First of all, the idea that the content is neither new or illuminating is only true in a 10,000-foot view. Even in this same WaPo article, you can read about a helicopter raid killing seven children, and an Afghan police commander raping a 16 year-old. While the reports contain raw intel, and some rumor, much of it is verified, and if it wasn't, nobody would be calling it old news.

So I don't buy this idea that it isn't illuminating. And neither does someone in the position to know: the reporter behind the Pentagon Papers:

On what the Afghanistan war logs have added to what we know:

They show how difficult the war in Afghanistan is. It's a very complicated situation. You've got a government in Kabul which is corrupt and untrustworthy. You've got Pakistani allies which are not necessarily always your allies. You've got a Taliban movement which is resurgent, but also isn't unified. It has its own factions, but it's a resilient movement.

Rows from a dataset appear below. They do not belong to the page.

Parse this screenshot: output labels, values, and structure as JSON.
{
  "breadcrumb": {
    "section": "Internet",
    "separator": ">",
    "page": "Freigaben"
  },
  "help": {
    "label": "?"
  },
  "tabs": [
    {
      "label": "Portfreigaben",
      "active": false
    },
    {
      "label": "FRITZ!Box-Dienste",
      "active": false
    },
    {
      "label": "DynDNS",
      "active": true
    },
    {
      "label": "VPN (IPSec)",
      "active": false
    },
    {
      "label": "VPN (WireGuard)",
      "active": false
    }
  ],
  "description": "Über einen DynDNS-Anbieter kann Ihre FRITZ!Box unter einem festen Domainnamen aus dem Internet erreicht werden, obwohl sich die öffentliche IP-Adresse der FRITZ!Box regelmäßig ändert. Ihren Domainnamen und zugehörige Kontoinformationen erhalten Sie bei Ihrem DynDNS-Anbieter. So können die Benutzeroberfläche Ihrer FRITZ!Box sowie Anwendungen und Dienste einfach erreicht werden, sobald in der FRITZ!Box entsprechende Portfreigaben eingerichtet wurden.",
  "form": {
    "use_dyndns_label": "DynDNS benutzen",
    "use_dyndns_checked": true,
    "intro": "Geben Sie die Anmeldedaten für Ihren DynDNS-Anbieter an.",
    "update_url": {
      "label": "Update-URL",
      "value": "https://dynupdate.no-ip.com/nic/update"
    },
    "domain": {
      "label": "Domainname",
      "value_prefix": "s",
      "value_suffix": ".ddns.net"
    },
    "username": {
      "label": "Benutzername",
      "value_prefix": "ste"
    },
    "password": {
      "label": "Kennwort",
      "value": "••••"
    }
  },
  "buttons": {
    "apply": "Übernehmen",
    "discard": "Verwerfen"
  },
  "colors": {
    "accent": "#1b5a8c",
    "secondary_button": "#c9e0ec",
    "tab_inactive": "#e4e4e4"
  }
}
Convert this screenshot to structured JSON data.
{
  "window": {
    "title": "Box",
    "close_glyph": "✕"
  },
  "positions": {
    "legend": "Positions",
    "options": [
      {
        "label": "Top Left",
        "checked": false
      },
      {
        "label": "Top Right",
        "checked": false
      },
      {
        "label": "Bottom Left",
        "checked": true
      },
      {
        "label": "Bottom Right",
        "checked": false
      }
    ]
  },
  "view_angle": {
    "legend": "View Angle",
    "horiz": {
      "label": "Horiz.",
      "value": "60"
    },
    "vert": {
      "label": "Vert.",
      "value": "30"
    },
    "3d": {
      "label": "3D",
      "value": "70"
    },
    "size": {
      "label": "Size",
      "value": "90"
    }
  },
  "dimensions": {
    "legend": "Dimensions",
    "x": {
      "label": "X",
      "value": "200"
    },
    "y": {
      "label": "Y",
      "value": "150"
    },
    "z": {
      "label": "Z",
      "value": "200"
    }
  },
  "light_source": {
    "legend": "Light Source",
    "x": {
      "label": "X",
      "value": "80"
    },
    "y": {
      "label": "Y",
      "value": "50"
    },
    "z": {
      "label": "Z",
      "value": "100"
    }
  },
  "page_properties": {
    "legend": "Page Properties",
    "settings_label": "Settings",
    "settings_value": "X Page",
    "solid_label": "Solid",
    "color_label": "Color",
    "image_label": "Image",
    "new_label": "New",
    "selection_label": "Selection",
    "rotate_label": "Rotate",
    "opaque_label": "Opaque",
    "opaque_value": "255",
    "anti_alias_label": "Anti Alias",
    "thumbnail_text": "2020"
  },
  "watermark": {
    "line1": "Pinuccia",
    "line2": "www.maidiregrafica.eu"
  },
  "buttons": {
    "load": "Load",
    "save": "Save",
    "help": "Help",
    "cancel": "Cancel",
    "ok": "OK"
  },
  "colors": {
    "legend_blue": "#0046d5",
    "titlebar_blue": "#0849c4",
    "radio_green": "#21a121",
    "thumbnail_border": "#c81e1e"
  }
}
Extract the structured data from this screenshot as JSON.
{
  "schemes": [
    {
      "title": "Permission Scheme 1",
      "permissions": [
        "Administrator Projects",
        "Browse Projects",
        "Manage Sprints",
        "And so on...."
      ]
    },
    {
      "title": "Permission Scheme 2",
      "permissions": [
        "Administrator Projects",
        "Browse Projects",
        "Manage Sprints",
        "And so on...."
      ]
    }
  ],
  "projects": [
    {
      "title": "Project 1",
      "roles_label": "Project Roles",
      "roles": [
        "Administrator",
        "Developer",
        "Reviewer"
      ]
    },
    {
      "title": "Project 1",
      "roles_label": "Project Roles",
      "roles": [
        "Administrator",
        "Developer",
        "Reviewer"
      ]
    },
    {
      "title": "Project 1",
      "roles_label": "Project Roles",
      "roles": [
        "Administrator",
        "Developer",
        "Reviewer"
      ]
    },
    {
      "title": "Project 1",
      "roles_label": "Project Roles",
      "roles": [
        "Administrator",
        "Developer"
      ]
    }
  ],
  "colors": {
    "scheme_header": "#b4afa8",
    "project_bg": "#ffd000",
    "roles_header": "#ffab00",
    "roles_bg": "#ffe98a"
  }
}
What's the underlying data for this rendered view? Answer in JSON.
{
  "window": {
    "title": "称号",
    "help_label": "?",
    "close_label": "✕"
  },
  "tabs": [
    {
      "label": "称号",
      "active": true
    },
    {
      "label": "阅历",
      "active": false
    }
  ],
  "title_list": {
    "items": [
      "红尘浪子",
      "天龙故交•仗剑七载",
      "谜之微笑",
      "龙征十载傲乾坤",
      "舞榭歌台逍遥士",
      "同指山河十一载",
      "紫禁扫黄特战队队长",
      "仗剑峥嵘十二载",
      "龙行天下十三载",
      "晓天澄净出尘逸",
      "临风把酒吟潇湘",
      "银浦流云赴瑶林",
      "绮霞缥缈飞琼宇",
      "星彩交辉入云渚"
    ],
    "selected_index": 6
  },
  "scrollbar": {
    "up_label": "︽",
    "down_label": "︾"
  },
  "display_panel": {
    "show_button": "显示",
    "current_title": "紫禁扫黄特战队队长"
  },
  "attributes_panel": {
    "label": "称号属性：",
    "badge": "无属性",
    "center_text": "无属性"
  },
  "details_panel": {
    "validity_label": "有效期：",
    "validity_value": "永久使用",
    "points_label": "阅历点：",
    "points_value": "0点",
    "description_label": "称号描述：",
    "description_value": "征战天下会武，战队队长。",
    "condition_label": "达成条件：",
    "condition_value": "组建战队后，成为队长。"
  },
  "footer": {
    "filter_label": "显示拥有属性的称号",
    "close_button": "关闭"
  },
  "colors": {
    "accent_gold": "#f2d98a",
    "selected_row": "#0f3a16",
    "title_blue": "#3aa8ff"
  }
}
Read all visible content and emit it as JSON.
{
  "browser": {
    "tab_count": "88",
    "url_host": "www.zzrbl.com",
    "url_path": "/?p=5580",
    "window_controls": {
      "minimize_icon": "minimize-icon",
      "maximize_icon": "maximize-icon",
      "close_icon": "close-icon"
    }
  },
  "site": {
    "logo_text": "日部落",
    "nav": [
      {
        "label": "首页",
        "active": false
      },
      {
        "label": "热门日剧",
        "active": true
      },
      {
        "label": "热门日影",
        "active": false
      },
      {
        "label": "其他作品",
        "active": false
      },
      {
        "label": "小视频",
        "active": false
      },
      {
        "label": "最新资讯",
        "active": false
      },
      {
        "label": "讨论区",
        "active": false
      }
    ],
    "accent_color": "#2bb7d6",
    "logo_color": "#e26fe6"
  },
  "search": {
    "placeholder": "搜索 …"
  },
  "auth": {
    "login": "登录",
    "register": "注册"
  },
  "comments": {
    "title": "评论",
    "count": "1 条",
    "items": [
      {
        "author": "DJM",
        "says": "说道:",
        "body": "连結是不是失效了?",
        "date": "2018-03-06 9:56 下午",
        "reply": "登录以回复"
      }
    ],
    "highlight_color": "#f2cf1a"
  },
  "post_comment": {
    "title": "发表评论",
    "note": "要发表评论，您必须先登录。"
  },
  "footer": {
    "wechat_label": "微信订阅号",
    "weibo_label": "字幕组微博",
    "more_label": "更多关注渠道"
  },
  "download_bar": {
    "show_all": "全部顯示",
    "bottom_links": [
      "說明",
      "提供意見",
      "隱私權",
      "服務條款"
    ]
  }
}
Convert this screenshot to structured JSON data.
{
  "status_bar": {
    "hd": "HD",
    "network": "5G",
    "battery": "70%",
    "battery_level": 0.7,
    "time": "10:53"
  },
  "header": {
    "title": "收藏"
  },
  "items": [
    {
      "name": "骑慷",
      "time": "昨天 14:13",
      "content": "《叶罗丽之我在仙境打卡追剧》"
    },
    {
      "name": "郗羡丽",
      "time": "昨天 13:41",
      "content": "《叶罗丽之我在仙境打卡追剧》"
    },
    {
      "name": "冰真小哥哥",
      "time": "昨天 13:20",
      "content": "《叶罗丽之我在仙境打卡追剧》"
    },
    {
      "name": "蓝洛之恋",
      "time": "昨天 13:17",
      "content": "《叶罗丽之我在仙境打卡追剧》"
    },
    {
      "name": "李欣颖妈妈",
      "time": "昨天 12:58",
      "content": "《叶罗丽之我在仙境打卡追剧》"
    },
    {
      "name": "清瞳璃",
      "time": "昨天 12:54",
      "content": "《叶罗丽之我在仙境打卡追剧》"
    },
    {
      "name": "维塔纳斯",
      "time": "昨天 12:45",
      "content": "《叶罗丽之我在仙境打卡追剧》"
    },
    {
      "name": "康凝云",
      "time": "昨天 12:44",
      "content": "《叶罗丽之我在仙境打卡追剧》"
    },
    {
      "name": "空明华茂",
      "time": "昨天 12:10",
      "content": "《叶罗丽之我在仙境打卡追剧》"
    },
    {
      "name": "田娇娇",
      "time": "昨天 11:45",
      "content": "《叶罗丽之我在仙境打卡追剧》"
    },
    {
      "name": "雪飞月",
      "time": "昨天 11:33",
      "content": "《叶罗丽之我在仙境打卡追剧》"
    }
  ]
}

The WikiLeak revelations are very valuable, I think. They show how hard it is going to be to reach the objective the U.S. wants to reach, which is basically pacifying the country. Coming up with a sort of agreement which will pacify the country and end the insurgency. It shows how difficult it is to deal with your own allies [...]

On the criticism by some who point out that the latest leaks don't bring to light much new information:

They may not contain a lot of new information, but they get public attention. That's important, that the American public understand what's going on. I'm not saying it's necessary that they quit Afghanistan, but that the public understands the price being paid.

One value from these logs is it shows things are much more difficult on the ground than what you get from high-level briefings where they talk about counterinsurgency and use all these terms. When you get down to nitty-gritty here, these guys are trying to deal with a village that's divided against itself. You don't know who to trust, because people in the village don't know who to trust.

Comparing these to the Pentagon Papers is a false comparison. The Pentagon Papers came in the midst of a well-documented, well-described war, and showed that the government was lying to their own people for decades about Vietnam. This document set comes in the midst of a largely forgotten war and does more to tell the narrative than anything from the government. That's why the White House, while officially using the "old news" line, is worried about the ability to sustain support in Congress for the war effort.

That ability gets tested today, when the House votes on a war supplemental measure that was stripped of much of its domestic spending. For some reason, they are trying a test vote under a suspension of the rules, rather than taking the bill through the Rules Committee. That means it requires a 2/3 vote rather than a simple majority. This could be a tall order for passage, unless Republicans vote for it en masse. The major result of a losing vote would be trying to adopt it under a rule, or perhaps even stripping out the domestic spending still intact - mostly for disaster relief in flooded areas and the Gulf - to get a "clean bill," which all Republicans would presumably support. So while the funding can be delayed, and no Democrat should vote for it whatsoever and take ownership of a failed policy, in reality the funding will eventually get through.

However, the Wikileaks release does represent a potential turning point, with the White House now trying to defend a policy that doesn't look all that defensible.